No competent economic authority now disputes that this is what happened—so why go on denying it? Martin Wolf of the FT called austerity a “large unforced error”. That well-known left-wing firebrand Mark Carney, Governor of the Bank of England, estimated at the end of 2016 that austerity had,

“on average, subtracted around 1 percentage point from demand each year”.

Cumulatively, that has left the British economy about 6% smaller than it would have been; in round numbers, it knocked £125 billion off the economy in that period. We are told that the divorce settlement from the EU will cost £35 billion or so, but the coalition Government cost the economy £125 billion.

I do not want to claim that the past eight years have been a tragedy like the First World War, which we remembered recently, or even the great depression. I do claim that the coalition Government inflicted quite unnecessary harm on the British people, which they have never acknowledged or apologised for.

The Budget has to be judged by the extent to which it sets about repairing the damage. It is not enough to say that austerity is coming to an end; it has to be reversed sufficiently to make up for the harm that it has done. This cannot happen unless the harm is acknowledged.

The damage is most clearly seen in the low growth figures, which other noble Lords alluded to. Far from bouncing back as vigorously as is usual after a deep collapse, the British economy has been growing at less than 2% a year since 2010. That is well below its historic trend and, as the noble Lord, Lord Hain, pointed out, things are expected to get worse. The OBR forecasts growth to be 1.5% on average over the next five years.​
These are dreadful figures. Britain is near the bottom of the G7 countries.

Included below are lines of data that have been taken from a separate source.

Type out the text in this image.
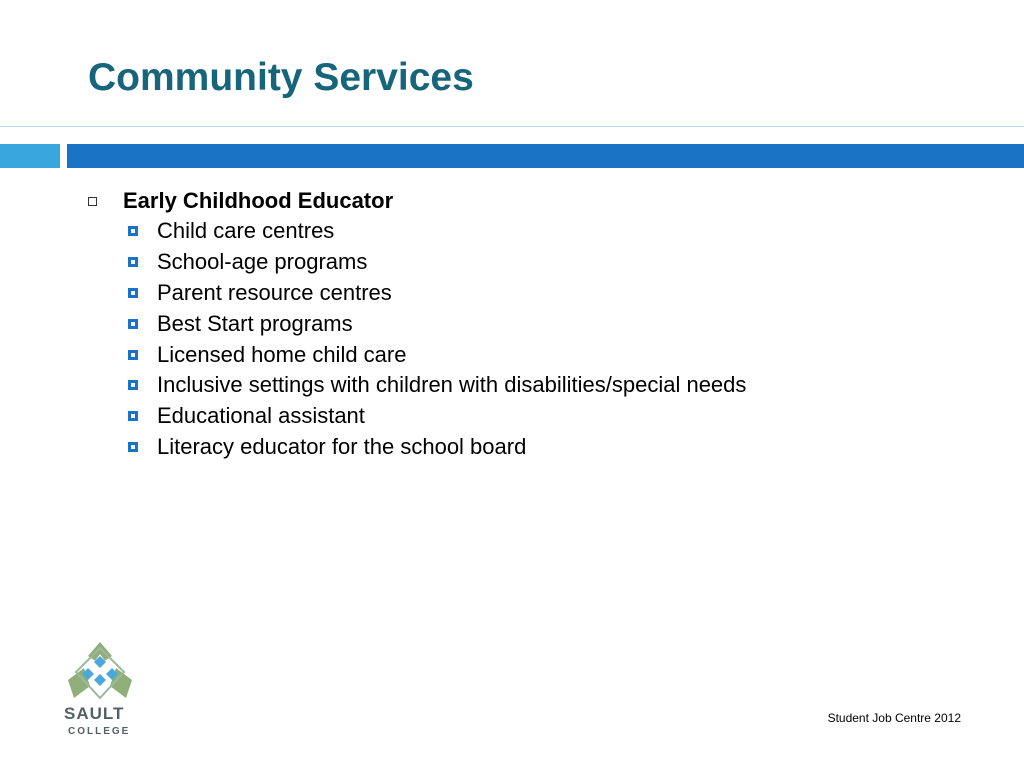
Community Services
Early Childhood Educator
Child care centres
School-age programs
Parent resource centres
Best Start programs
Licensed home child care
Inclusive settings with children with disabilities/special needs
Educational assistant
Literacy educator for the school board
SAULT
COLLEGE
Student Job Centre 2012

If we take into account the growth in population and the large inequality in income distribution, there is little room for an improvement in the real living standards of most people in the next five years.

The reason for low economic growth is the collapse in productivity. British workers work longer hours than workers in Germany, the Netherlands, France and Denmark, but they produce less for those hours. Annual growth in productivity has plummeted from average annual rates of about 2.3% before the great recession to 0.4% in the past decade. The Resolution Foundation states that,

“had the pre-crisis trend continued, productivity would be more than 25 per cent higher than it is today”.

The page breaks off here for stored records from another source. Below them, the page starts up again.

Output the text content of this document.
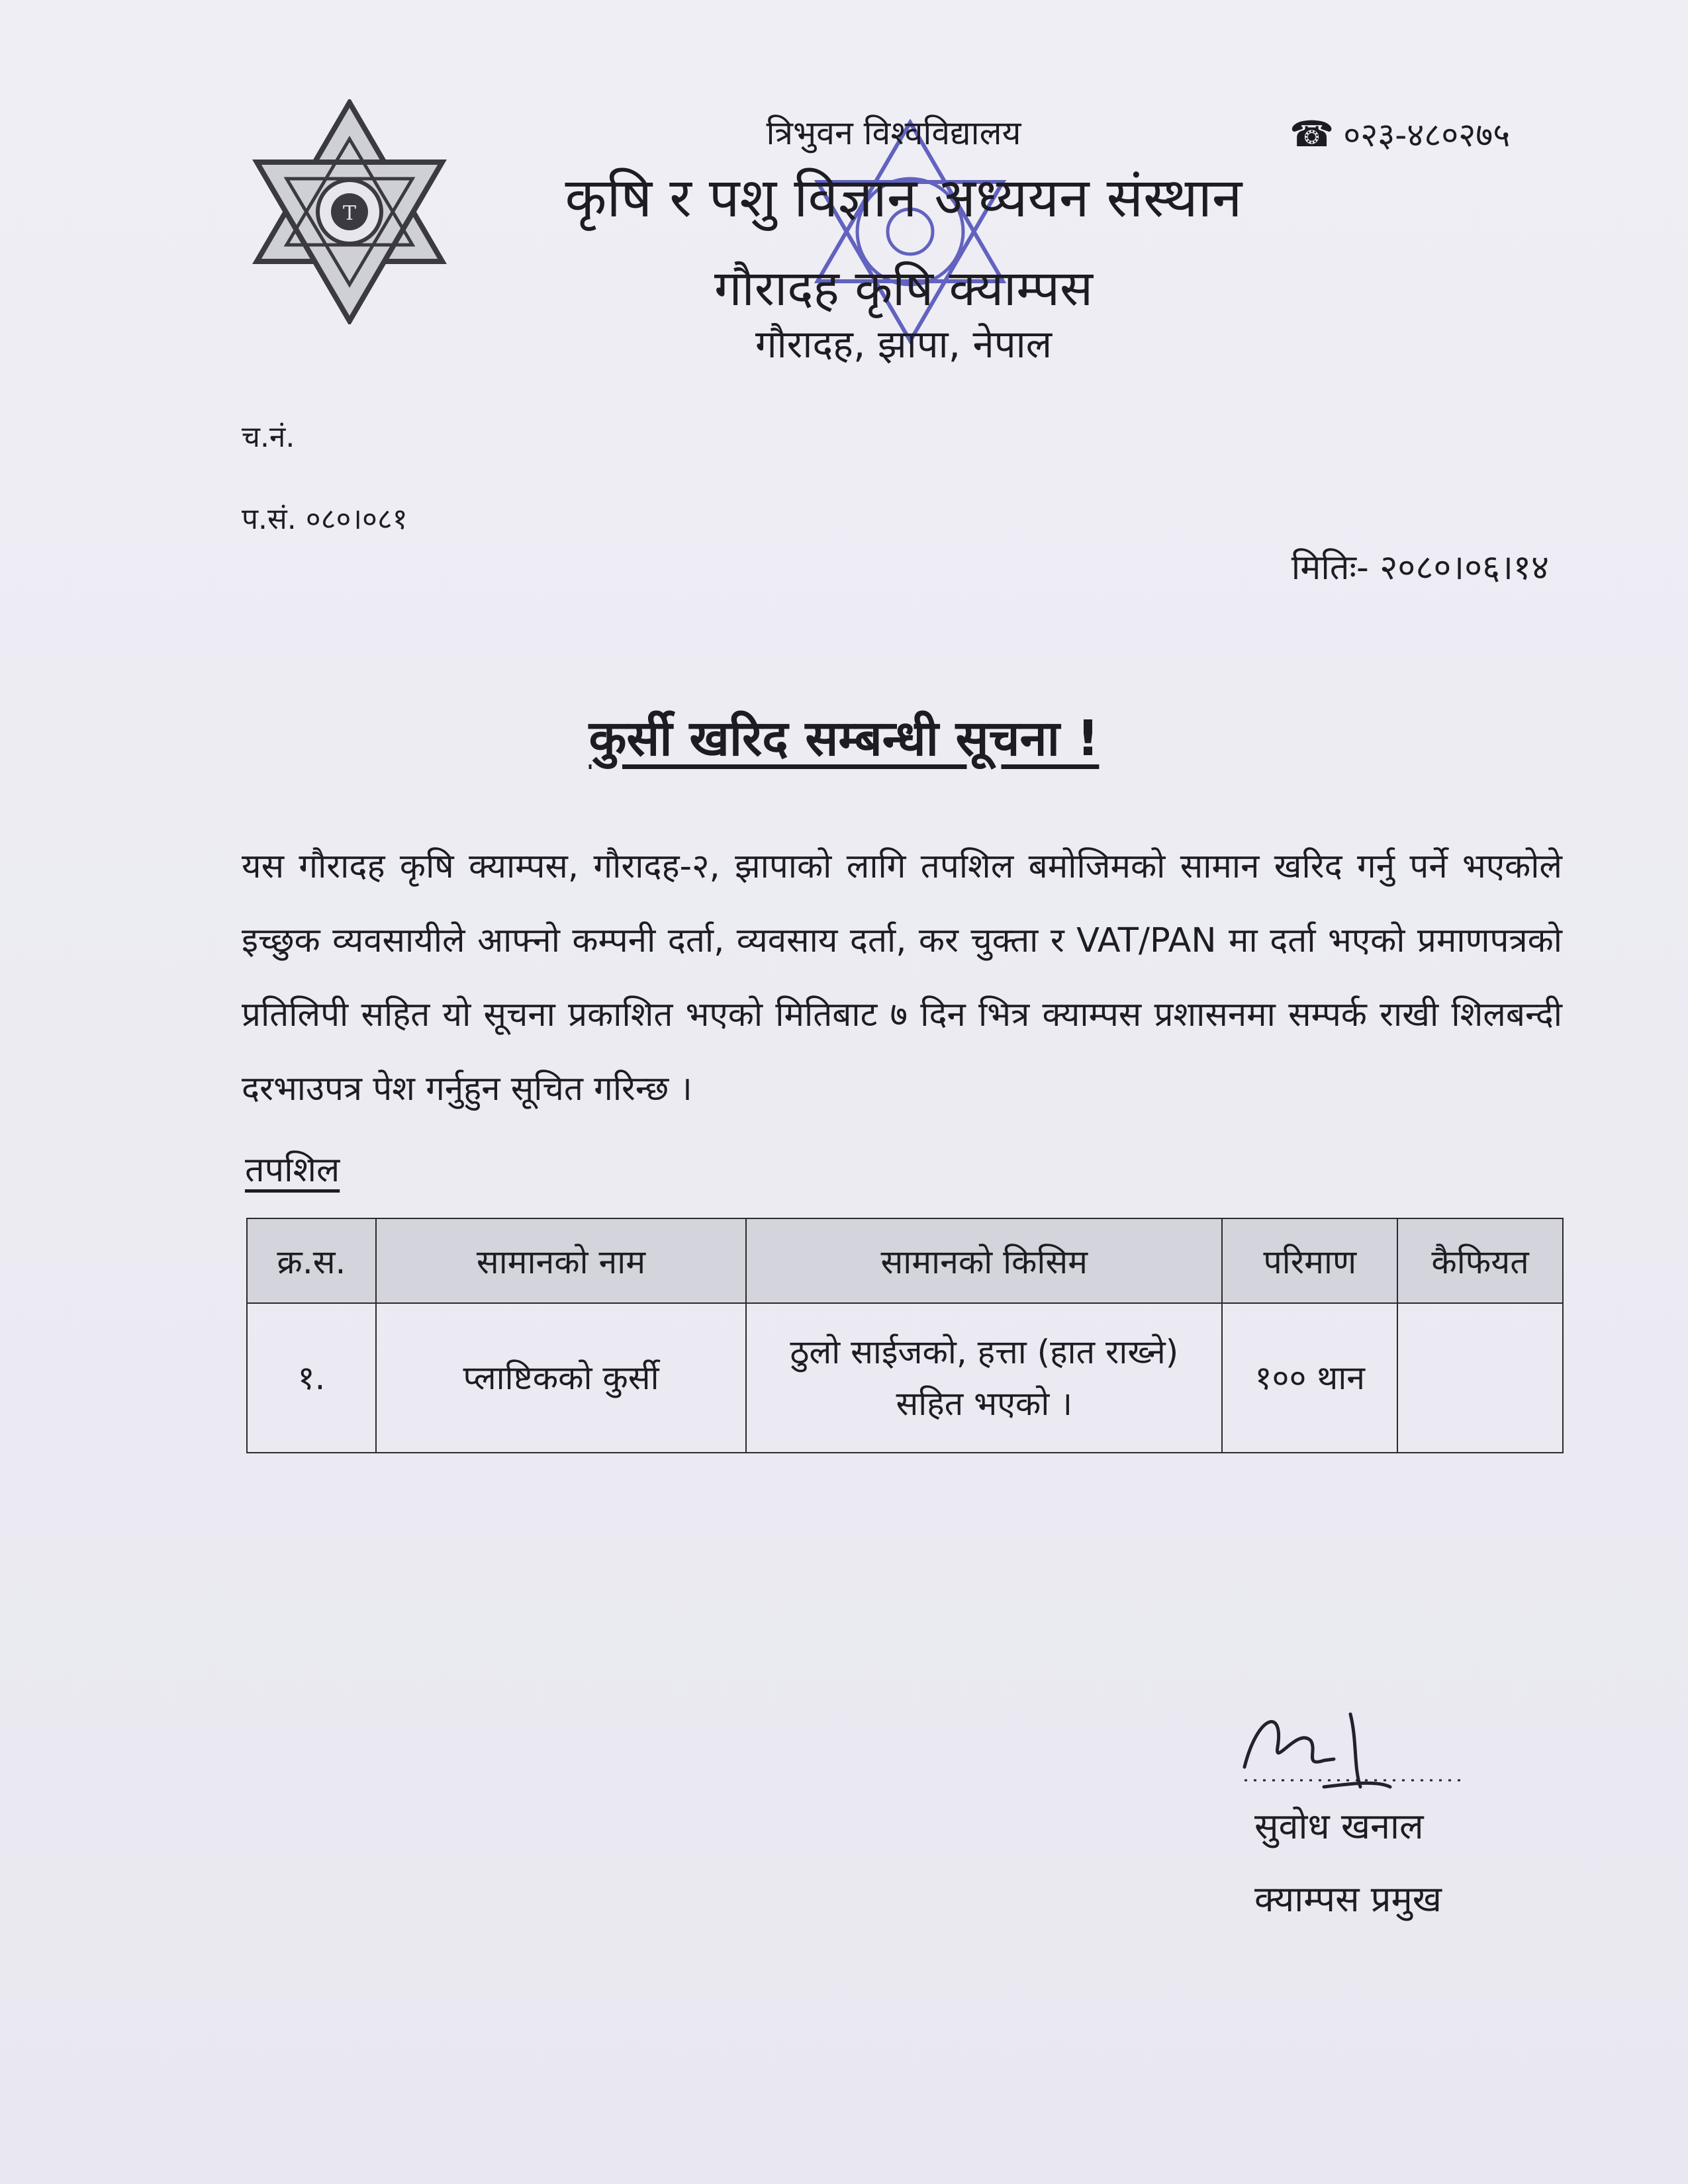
T
त्रिभुवन विश्वविद्यालय
कृषि र पशु विज्ञान अध्ययन संस्थान
गौरादह कृषि क्याम्पस
गौरादह, झापा, नेपाल
☎ ०२३-४८०२७५
च.नं.
प.सं. ०८०।०८१
मितिः- २०८०।०६।१४
कुर्सी खरिद सम्बन्धी सूचना !
यस गौरादह कृषि क्याम्पस, गौरादह-२, झापाको लागि तपशिल बमोजिमको सामान खरिद गर्नु पर्ने भएकोले इच्छुक व्यवसायीले आफ्नो कम्पनी दर्ता, व्यवसाय दर्ता, कर चुक्ता र VAT/PAN मा दर्ता भएको प्रमाणपत्रको प्रतिलिपी सहित यो सूचना प्रकाशित भएको मितिबाट ७ दिन भित्र क्याम्पस प्रशासनमा सम्पर्क राखी शिलबन्दी दरभाउपत्र पेश गर्नुहुन सूचित गरिन्छ ।
तपशिल
क्र.स.	सामानको नाम	सामानको किसिम	परिमाण	कैफियत
१.	प्लाष्टिकको कुर्सी	ठुलो साईजको, हत्ता (हात राख्ने) सहित भएको ।	१०० थान	
सुवोध खनाल
क्याम्पस प्रमुख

I agree with Andy Haldane of the Bank of England when he says that we have a “long-tail problem”, but our tail has become longer than it was because our path back to headline full employment—in itself very welcome—has consisted largely in multiplying the number of low-productivity jobs at the expense of high-skill services and manufacturing. Look at the cuts in investment in housing, education and public services since 2010 and you have a pretty good explanation for the collapse in productivity.

The Budget could at least have begun to reverse this trajectory. Instead, we are promised a bagatelle for the British Business Bank, “a little extra” for schools, public toilets and potholes, a little relief here and there—and yet another inquiry into the productivity puzzle.

Over everything hangs the fear of the deficit. Some commentators even fear that the Chancellor has given away too much, too soon if he is to balance his books—but balancing the books should never have been an objective of policy. Balancing the economy should have been the objective, with a balanced budget as the happy by-product of sensible policies for ensuring strong economic growth. The hard-working British people, whose praises the Chancellor never ceases to sing, deserve better than he is prepared to give.